Un des deux campus, demeuré un collège privé, est bien conservé. L'autre, le séminaire Saint-Augustin, à Québec, subit des modifications et des négligences jugées «malheureuses» par M. Dubois. Il peut d'autant plus porter ce jugement qu'il peaufine depuis un an une biographie professionnelle de Jean-Marie Roy. L'ouvrage sera lancé l'hiver prochain, au Salon du livre de Québec.

«Le livre est préparé avec l'École d'architecture, qui publie aux deux ans un ouvrage pour mettre en valeur la pratique québécoise, explique l'auteur. Jean-Marie Roy a accepté de collaborer à ce travail. Il nous a fourni beaucoup de matériel, mais malheureusement, il ne pourra pas voir le résultat final.»

De son vivant, M. Roy a reçu à peu près tous les honneurs possibles dans son domaine, y compris la médaille du Gouverneur général en architecture. Les documents liés à son travail sont intégrés aux archives nationales.

La firme fondée avec Paul Gauthier et Gilles Guité en 1966 a également profondément marqué l'architecture québécoise en formant des dizaines d'associés et de stagiaires. «Sans nécessairement parler de formes plus que de style, je crois que son plus grand héritage est là, dans les valeurs de la culture architecturale», conclut Martin Dubois.

Un de ses fils (André) est architecte, un autre (Stéphane) est scénographe, notamment pour le Cirque du Soleil, un troisième (Bruno) est graphiste. Sa fille (Nathalie) travaille dans le cinéma. Leur mère, Hélène Roy, a fondé Vidéo Femme en 1970, un important centre de production et de diffusion d'oeuvres vidéographiques indépendantes, surtout documentaires.

Jean-Marie Roy et son épouse étaient des collectionneurs passionnés d'art moderne.
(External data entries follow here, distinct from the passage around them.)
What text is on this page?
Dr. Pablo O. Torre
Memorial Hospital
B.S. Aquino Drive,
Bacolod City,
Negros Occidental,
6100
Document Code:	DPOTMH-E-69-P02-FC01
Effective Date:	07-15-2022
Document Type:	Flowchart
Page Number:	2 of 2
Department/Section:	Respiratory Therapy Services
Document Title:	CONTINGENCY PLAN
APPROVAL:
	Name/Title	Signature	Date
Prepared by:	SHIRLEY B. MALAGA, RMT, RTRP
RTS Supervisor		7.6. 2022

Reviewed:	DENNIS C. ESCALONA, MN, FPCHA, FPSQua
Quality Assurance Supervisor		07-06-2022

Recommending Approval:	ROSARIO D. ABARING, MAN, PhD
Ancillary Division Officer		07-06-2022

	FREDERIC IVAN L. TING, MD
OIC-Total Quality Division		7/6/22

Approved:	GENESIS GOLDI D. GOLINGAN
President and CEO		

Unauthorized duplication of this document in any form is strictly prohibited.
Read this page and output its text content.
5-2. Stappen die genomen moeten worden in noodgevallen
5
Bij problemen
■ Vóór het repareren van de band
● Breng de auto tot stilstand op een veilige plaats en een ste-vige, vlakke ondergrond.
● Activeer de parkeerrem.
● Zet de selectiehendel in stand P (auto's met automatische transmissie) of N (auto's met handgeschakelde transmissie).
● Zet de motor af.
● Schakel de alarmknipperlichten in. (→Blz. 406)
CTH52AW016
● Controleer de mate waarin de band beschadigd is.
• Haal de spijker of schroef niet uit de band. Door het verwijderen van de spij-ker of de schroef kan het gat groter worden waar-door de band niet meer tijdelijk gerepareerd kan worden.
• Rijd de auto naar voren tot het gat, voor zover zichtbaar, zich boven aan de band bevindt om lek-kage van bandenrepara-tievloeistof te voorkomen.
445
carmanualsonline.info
Lui-même a présidé le conseil d'administration du Musée du Québec (devenu le Musée national des beaux-arts du Québec, le MNBAQ dans les années 1980, au moment de son premier agrandissement). Les Roy y ont légué beaucoup d'oeuvres d'artistes québécois.

C'est d'ailleurs en l'église Saint-Dominique, jouxtant le Musée, qu'aura lieu la cérémonie des adieux, le samedi 19 novembre. Le MNBAQ s'agrandit encore sur le domaine des dominicains en ce moment, sous la signature de la firme OMA de Rotterdam, dirigée par le starchitecte Rem Khoolaas.